Imaginons un cas représentatif, sans nom ni lieu réel mais fidèle à ce que vit la filière. Vous avez monté l'automne précédent une serre multichapelle de 1 500 m² pour un maraîcher, destinée à une production de tomates sous abri. L'installation a été réceptionnée sans réserve. Cinq mois plus tard, une dépression amène des rafales soutenues sur la région. Au petit matin, une chapelle entière s'est affaissée : arceaux pliés, bâches arrachées, et surtout les plants de tomates en pleine production écrasés sous la structure.

L'exploitant constate les dégâts, vous appelle, puis fait jouer sa garantie. L'expertise va devoir établir l'origine du sinistre. Si elle conclut à un défaut d'ancrage ou un calcul de tenue au vent erroné, c'est votre responsabilité qui est engagée. Et la facture qui se construit alors n'a rien à voir avec le prix de la serre que vous aviez facturée.

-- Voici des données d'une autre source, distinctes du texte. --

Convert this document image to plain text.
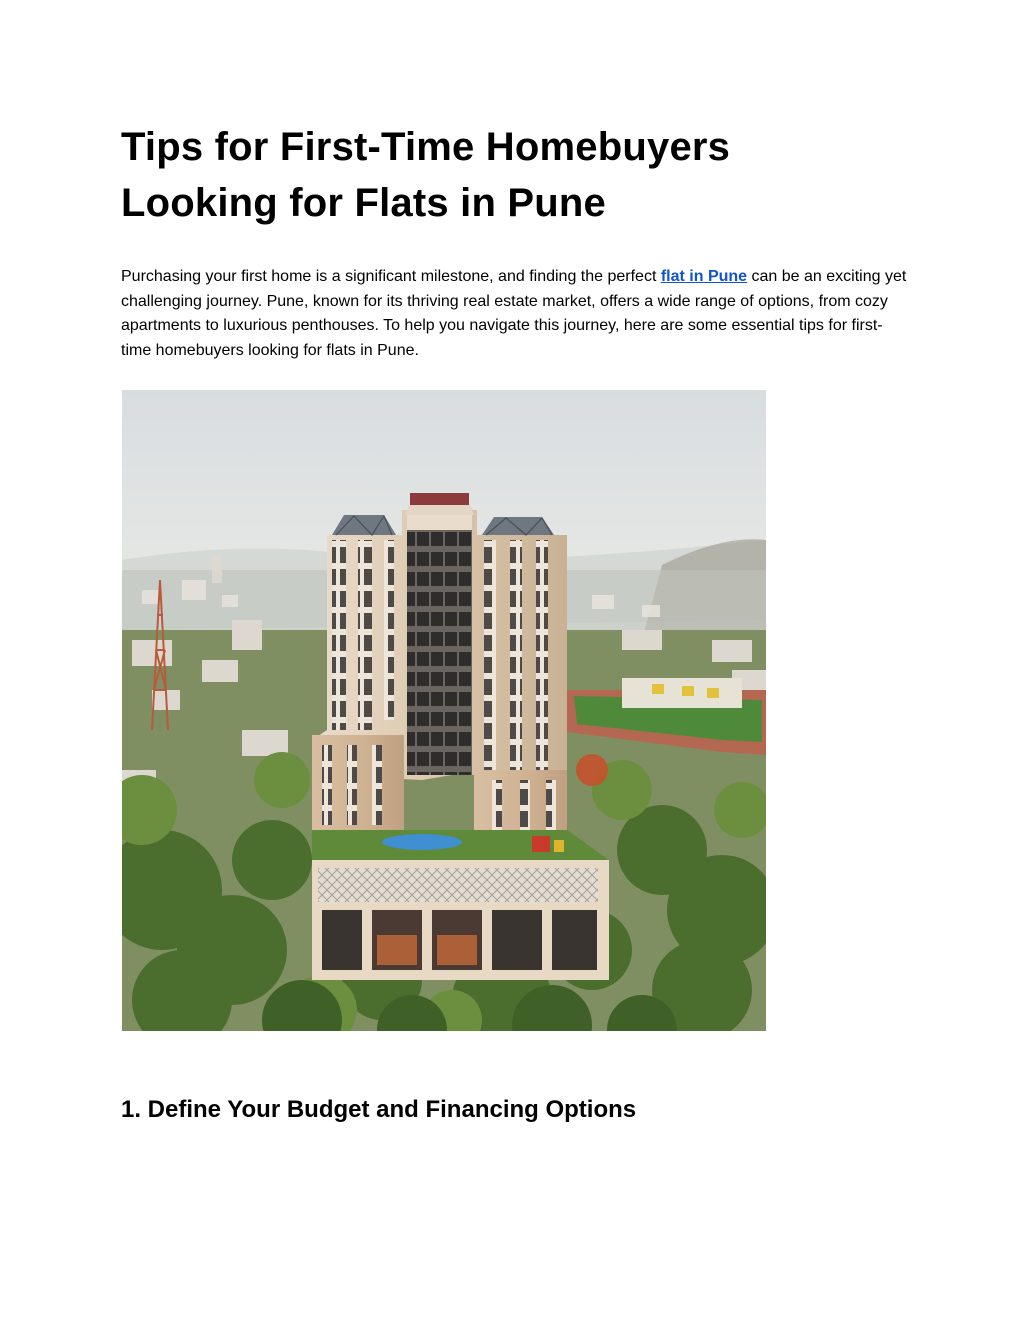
Tips for First-Time Homebuyers
Looking for Flats in Pune

Purchasing your first home is a significant milestone, and finding the perfect flat in Pune can be an exciting yet challenging journey. Pune, known for its thriving real estate market, offers a wide range of options, from cozy apartments to luxurious penthouses. To help you navigate this journey, here are some essential tips for first-time homebuyers looking for flats in Pune.

1. Define Your Budget and Financing Options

La partie visible : reconstruire la structure

Le premier réflexe est de chiffrer ce qui se voit : la structure détruite. Pour la chapelle effondrée, il faut compter la dépose des éléments endommagés, le remplacement des arceaux métalliques tordus, une nouvelle bâche polyéthylène mise en tension, la remise en état des ancrages et les aérations à refaire.

Poste — reconstruction structureEstimation
Dépose et évacuation des éléments détruits2 500 €
Arceaux et structure métallique9 000 €
Bâche polyéthylène et mise en tension4 500 €
Reprise des ancrages et aérations3 000 €
Sous-total structure19 000 €

Dix-neuf mille euros : un montant déjà significatif, mais qui ne représente que la moitié du problème. Car ce que l'exploitant a réellement perdu, ce n'est pas d'abord sa serre. C'est sa récolte.

La partie qui fait mal : la récolte et la perte d'exploitation

Les plants écrasés sous la structure étaient en pleine production. Leur destruction représente une perte sèche de chiffre d'affaires pour le maraîcher, à laquelle s'ajoute le temps nécessaire pour reconstruire, désinfecter et replanter avant de retrouver un cycle de production normal. Ce sont ces postes qui font basculer le sinistre dans une autre dimension.

Poste — dommages aux cultures et exploitationEstimation
Cultures détruites (plants en production)14 000 €
Perte de marge sur la récolte non aboutie11 000 €
Nettoyage, désinfection, replantation4 000 €
Perte d'exploitation pendant la remise en état6 000 €
Sous-total cultures et exploitation35 000 €

Le total du sinistre approche désormais 54 000 €, dont près des deux tiers tiennent à la production perdue et non à la serre elle-même. C'est la signature économique des sinistres de serres : le contenant coûte moins cher que ce qu'il protège.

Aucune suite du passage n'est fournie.